The conversation then transitioned to infrastructure and policy that affect the industry. NABSA’s Sam Herr pointed out new and increased funding opportunities available through the recently signed Infrastructure Investment and Jobs Act. This demonstrates an increasing awareness of shared micromobility as part of the greater transportation ecosystem. When asked how North America can be less car-centric and prioritize active and alternative transportation modes like Paris and Barcelona, Lina stated that industry collaborations could help, but creating safe streets and lessening car dependency would be even more impactful. Dana added that parking and congestion policy and other non-shared micromobility initiatives could significantly impact making mode shifts.

The 2020 State of the Industry Report showed the resilience and strength of the shared micromobility industry, and the benefits it provides to communities. As it grows and policies are developed to support it, there is even more potential for significant positive impacts on climate, equity, and access.

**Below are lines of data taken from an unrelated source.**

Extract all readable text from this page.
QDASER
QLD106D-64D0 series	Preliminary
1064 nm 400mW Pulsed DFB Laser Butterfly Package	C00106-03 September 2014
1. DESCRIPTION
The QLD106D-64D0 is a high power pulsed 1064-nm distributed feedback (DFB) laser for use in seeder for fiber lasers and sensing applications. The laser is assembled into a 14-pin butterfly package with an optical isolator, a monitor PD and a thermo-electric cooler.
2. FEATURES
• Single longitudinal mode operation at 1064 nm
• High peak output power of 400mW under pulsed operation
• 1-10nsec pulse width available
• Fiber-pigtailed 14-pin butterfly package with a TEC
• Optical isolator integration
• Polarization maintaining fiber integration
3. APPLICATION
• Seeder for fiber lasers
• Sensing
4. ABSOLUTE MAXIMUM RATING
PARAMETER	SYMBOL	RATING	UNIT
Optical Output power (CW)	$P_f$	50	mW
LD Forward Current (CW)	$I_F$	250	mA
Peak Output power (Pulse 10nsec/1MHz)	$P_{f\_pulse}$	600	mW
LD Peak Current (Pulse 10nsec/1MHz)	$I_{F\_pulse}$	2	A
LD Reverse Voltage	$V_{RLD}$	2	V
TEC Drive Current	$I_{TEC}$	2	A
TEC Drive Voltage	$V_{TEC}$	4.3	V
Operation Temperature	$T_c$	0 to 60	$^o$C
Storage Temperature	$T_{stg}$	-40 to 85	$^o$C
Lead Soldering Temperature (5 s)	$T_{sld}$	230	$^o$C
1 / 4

View the roundtable discussion recording and learn more about the discussants below.


Benjie de la Peña

Benjamin de la Peña is the CEO of the Shared-Use Mobility Center, a public-interest organization dedicated to achieving equitable, affordable, and environmentally sound mobility across the US. He also chairs the Global Partnership for Informal Transportation; is a Senior Fellow on Mobility for the Canadian Urban Institute; founded the boutique consulting firm Agile City Partners and serves on the US Advisory Group of the Institute for Transportation and Development Policy. He served as Chief of Strategy and Innovation for the Seattle Department of Transportation (SDOT) where he led the development of ground-breaking and nationally recognized technology and mobility strategies such as Seattle’s New Mobility Playbook and the draft Transportation Information Infrastructure Plan.


Dana Yanocha

As Research Manager at the Institute for Transportation and Development Policy (ITDP), Dana coordinates research and analysis of trends in sustainable transportation-focused primarily on cycling, bikeshare, and other forms of shared mobility. She has led the development of key ITDP publications including the 2018 Bikeshare Planning Guide, The Electric Assist, and Taming Traffic. She holds an MA in Sustainable Urban Development from DePaul University and a BA in International Politics from Penn State University.

Horace Dediu

Horace Dediu is an analyst and founder of Asymco, the Critical Path and the Micromobility podcast. A renowned business analyst and leading expert on the mobile industry (Fortune magazine declared him “King of Apple Analysts”), Dediu has in recent years shifted his attention and authority from mobile phones to smart transportation. Horace coined the term “micromobility” to describe shared vehicles weighing less than 500 kg. Dediu has master’s degrees from Harvard Business School and Tufts University in business administration and electrical engineering, respectively.

Lina Fedirko

Lina Fedirko is a Program Manager on the Transportation Program at the ClimateWorks Foundation, which advances a sustainable, affordable, and zero emissions mobility system for people and goods movement. She leads grantmaking on EV battery supply chains, urban mobility, transport electrification in Indonesia, and sustainable lifestyles. Prior to joining ClimateWorks, Lina contributed low-carbon policy research to Climate Change and Cities, Second Assessment Report of the Urban Climate Change Research Network (UCCRN), and worked with a number of local New York NGOs on transportation and access policy issues.

Sam Herr

Sam has been NABSA’s Executive Director since 2017. As a mobilities professional working at the intersection of climate and equity, she has been working in the field of shared micromobility since 2012. She has held positions with the City of Boston, Bicycle Coalition of Maine, and as a mobilities researcher. She holds a BA in Anthropology and a MA in Geography.